Less Medical Intervention for Home Birth Linked to Increased Neonatal Mortality Rate

Laurie Barclay, MD

July 02, 2010

July 2, 2010 — Less medical intervention during planned home birth is associated with a tripling of the neonatal mortality rate vs planned hospital birth, according to the results of a systematic review and meta-analysis reported online first July 1 and will appear in the September 10 print issue of the American Journal of Obstetrics & Gynecology.

"The American College of Obstetricians and Gynecologists does not support home birth, citing safety concerns and lack of rigorous scientific study," write Joseph R. Wax, MD, from Maine Medical Center in Portland, and colleagues. "We sought to systematically review the medical literature on the maternal and newborn safety of planned home vs planned hospital birth."
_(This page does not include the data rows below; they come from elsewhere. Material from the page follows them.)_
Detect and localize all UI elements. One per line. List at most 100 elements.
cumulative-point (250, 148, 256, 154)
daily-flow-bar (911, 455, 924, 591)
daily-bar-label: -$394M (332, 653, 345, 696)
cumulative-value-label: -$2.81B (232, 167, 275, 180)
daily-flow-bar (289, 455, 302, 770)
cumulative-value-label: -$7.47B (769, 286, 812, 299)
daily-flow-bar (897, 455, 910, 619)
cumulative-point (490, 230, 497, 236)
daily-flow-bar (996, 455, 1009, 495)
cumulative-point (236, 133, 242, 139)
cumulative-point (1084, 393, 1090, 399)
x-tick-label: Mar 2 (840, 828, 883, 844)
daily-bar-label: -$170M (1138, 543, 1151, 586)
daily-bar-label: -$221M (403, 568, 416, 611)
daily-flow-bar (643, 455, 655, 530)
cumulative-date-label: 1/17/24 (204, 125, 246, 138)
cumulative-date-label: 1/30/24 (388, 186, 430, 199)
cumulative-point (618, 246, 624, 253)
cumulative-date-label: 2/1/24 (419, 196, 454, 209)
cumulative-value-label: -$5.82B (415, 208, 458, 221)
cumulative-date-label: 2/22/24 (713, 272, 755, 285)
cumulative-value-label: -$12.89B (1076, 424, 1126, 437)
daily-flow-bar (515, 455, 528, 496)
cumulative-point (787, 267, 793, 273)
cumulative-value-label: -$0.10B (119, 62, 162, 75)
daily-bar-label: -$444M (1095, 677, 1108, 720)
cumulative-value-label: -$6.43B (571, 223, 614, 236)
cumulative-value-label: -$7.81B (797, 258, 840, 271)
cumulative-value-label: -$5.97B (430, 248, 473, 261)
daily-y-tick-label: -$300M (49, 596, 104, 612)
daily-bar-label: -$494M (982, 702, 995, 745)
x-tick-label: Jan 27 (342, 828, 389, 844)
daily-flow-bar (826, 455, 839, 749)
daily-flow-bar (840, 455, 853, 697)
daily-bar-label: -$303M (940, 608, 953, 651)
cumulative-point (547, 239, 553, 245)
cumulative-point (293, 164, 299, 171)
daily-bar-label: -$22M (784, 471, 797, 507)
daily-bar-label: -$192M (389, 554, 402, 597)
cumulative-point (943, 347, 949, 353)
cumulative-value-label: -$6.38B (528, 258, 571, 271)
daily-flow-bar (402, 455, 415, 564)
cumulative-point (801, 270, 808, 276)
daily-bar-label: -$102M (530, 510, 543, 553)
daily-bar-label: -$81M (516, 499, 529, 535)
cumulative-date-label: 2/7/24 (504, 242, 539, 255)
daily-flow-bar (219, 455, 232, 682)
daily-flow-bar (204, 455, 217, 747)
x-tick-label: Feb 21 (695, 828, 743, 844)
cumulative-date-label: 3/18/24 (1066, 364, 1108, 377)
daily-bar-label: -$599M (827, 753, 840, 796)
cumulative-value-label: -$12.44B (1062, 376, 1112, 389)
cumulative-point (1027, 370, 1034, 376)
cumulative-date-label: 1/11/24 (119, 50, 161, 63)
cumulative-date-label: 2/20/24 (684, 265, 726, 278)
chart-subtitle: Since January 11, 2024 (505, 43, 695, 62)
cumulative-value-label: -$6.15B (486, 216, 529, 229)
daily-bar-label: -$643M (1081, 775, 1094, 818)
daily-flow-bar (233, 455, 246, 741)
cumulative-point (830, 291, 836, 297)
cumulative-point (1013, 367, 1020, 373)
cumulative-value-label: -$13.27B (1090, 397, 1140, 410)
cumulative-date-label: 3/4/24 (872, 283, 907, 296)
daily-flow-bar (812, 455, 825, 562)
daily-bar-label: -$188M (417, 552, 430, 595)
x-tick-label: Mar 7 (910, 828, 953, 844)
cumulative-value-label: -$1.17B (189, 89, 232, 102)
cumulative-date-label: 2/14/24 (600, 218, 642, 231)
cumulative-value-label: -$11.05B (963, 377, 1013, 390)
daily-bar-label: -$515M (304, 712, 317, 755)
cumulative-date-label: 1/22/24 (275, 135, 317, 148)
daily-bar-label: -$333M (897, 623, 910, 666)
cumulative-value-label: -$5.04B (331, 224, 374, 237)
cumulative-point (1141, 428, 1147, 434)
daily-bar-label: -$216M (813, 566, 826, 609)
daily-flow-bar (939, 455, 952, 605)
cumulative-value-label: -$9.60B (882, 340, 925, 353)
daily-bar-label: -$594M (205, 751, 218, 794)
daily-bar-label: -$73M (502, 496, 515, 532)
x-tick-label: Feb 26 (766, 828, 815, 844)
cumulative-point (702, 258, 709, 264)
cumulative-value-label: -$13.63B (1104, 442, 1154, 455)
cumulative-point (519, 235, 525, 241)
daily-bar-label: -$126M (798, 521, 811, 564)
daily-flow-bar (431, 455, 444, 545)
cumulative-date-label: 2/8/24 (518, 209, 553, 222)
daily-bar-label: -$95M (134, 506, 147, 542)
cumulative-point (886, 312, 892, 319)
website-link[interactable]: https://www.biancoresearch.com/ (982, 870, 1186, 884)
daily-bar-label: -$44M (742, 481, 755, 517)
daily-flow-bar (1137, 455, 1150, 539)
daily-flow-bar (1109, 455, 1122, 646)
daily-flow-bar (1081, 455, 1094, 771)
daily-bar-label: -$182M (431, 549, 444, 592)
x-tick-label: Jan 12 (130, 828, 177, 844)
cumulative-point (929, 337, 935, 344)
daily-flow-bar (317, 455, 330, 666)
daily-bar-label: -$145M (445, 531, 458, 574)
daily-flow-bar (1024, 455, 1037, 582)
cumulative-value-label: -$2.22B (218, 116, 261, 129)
Selection criteria for the meta-analysis were English-language peer-reviewed publications from developed Western nations, in which maternal and newborn outcomes were reported by planned delivery location. The investigators calculated summary odds ratios with 95% confidence intervals for these outcomes.

Compared with planned hospital births, fewer maternal interventions were associated with planned home births, including epidural analgesia, electronic fetal heart rate monitoring, episiotomy, and operative delivery. Women who delivered at home had lower rates of lacerations, hemorrhage, and infections, and their offspring had lower rates of prematurity, low birth weight, and assisted newborn ventilation.

Perinatal mortality rates were similar for planned home and hospital births, but neonatal mortality rates were significantly higher with planned home births.

"Less medical intervention during planned home birth is associated with a tripling of the neonatal mortality rate," the study authors write.

Limitations of this study include those inherent in the included studies, self-selection of women for home birth, and insufficient data for some outcomes.

"Future research needs to be directed at identifying contributors to and reducing the apparently excessive neonatal mortality among planned home births," the study authors conclude. "Data regarding maternal mortality, maternal and newborn readmission rates and indications, and newborn neurologic injury are insufficient for evaluation and comparison.... Ideally, the results of such work will contribute to an obstetric and newborn best practices model benefiting women and children regardless of chosen birth location."

The study authors have disclosed no relevant financial relationships.

Am J Obstet Gynecol. Published online July 1, 2010.